About PG-SUI
PG-SUI: Population Genomic Supervised and Unsupervised Imputation
PG-SUI Philosophy
PG-SUI is a Python 3 API that uses machine learning to impute missing values from population genomic SNP data. There are several supervised and unsupervised machine learning algorithms available to impute missing data, as well as some non-machine learning imputers that are useful.
Supervised Imputation Methods
Supervised methods utilze the scikit-learn’s IterativeImputer, which is based on the MICE (Multivariate Imputation by Chained Equations) algorithm [1], and iterates over each SNP site (i.e., feature) while uses the N nearest neighbor features to inform the imputation. The number of nearest features can be adjusted by users. IterativeImputer currently works with any of the following scikit-learn classifiers:
K-Nearest Neighbors
Random Forest
Extra Trees
XGBoost
See the scikit-learn documentation for more information on IterativeImputer and each of the classifiers.
Unsupervised Imputation Methods
Unsupervised imputers include three custom neural network models:
To use the unsupervised neural networks for imputation, the real missing values are masked and missing values are simulated for training. The model gets trained to reconstruct only on known values. Once the model is trained, it is then used to predict the real missing values.
SAE models encode the input features (i.e., loci) into a reduced-dimensional layer (typically 2 or 3 dimensions). This reduced-dimensional layer is then input into the decoder and the model trains itself to reconstruct the input (i.e., the genotypes).

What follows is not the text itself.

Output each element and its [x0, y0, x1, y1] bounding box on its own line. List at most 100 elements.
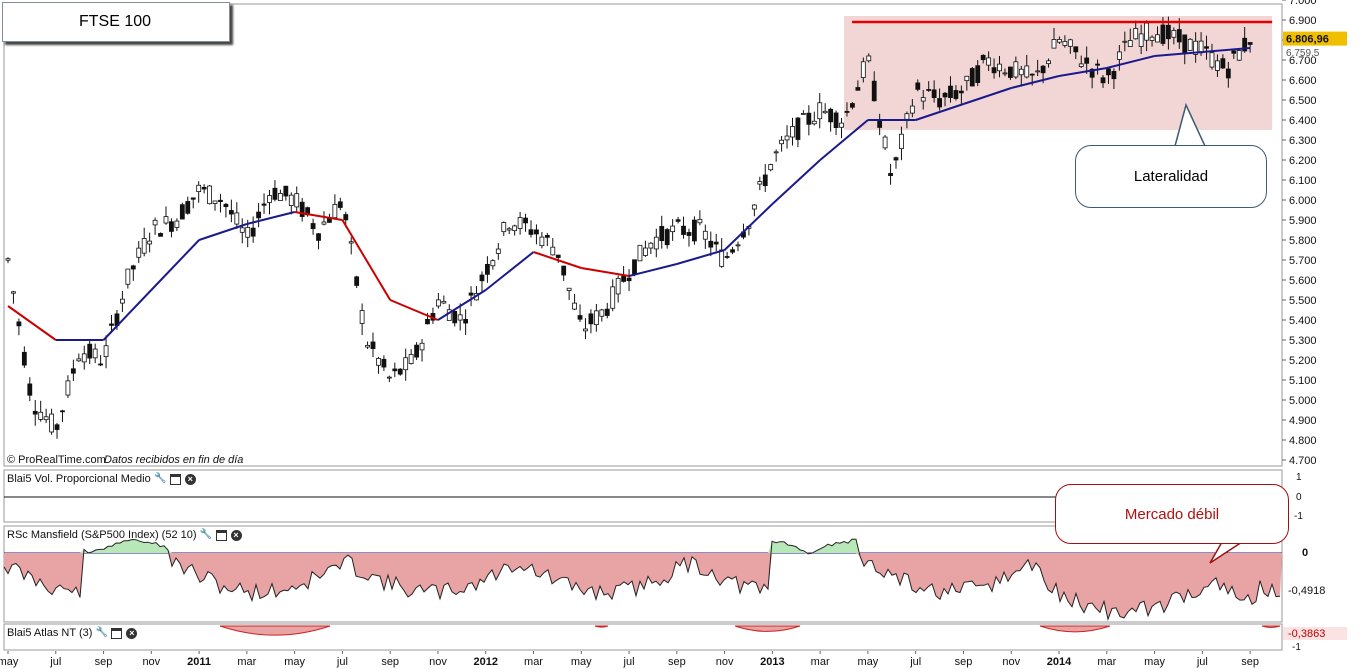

VAE models also have an encoder and a decoder and train themselves to reconstruct their input (i.e., the genotypes), but the reduced-dimensional layer in VAE (latent dimension) represent a sampling distribution with a mean and a variance (latent variables). This distribution gets sampled from during training, and the samples get input into the decoder.
NLPCA initializes random, reduced-dimensional input, then trains itself by using the known values (i.e., genotypes) as targets and refining the random input until it accurately predicts the genotype output. Essentially, NLPCA resembles the second half of a standard autoencoder.
UBP is an extension of NLPCA that runs over three phases. Phase 1 refines the randomly generated, reduced-dimensional input in a single layer perceptron neural network to obtain good initial input values. Phase 2 uses the refined reduced-dimensional input from phase 1 as input into a multi-layer perceptron (MLP), but in Phase 2 only the neural network weights are refined. Phase three uses an MLP to refine both the weights and the reduced-dimensional input.
Non-Machine Learning Methods
We also include several non-machine learning options for imputing missing data, including:
Per-population mode per SNP site
Global mode per SNP site
Ref allele per SNP site
Using a phylogeny as input to inform the imputation
Matrix Factorization
These four non-machine learning imputation methods can be used as standalone imputers, as the initial imputation strategy for IterativeImputer (at least one method is required to be chosen), and to validate the accuracy of both IterativeImputer and the neural network models.